Comprising videos, installations, photographs, and the artist’s curatorial art journal Lovely Daze, this solo exhibition stems from the artist's fascination with Sufism, and especially the spirals and circles produced by the spinning of the dervishes during the ritual dance of the Mevlevi Sema Ceremony.

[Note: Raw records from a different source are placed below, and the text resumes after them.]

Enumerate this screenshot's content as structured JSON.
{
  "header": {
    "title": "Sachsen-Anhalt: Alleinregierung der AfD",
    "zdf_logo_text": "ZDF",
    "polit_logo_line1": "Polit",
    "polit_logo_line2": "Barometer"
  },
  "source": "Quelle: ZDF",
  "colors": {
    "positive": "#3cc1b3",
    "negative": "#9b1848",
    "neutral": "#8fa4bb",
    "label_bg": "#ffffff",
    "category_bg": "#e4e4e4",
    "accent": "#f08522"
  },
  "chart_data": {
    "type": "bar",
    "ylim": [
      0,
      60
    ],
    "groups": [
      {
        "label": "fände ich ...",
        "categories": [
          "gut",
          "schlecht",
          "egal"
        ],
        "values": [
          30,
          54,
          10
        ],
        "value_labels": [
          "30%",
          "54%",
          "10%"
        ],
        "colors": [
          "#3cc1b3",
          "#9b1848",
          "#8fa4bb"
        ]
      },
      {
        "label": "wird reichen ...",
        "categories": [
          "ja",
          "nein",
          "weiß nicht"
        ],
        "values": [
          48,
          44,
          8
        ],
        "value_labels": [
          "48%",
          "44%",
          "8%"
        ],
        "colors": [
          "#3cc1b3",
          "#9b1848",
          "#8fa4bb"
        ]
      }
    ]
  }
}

According to the 13th-century Persian poet and mystic Jalaluddin Rumi, the dancing dervishes represent the planets revolving around the sun.
The exhibition includes a new ephemeral installation of large burning spiral-shaped pieces of incense, Spiral Incense Mantra (2014), with the heart sutra carefully written around it, the three-channel video projection Lanyu: Three Stories (2012), and two photographs from the series “Lanyu” (2012).
The exhibition is accompanied by a catalogue that surveys the artist’s practice since 2005, with an essay by Mami Kataoka, Chief Curator of the Mori Art Museum in Tokyo, Japan, and an interview with Tsai by artist, curator, and writer Heman Chong.
Charwei Tsai was born in Taipei (1980) and currently lives and works in Taipei and Paris.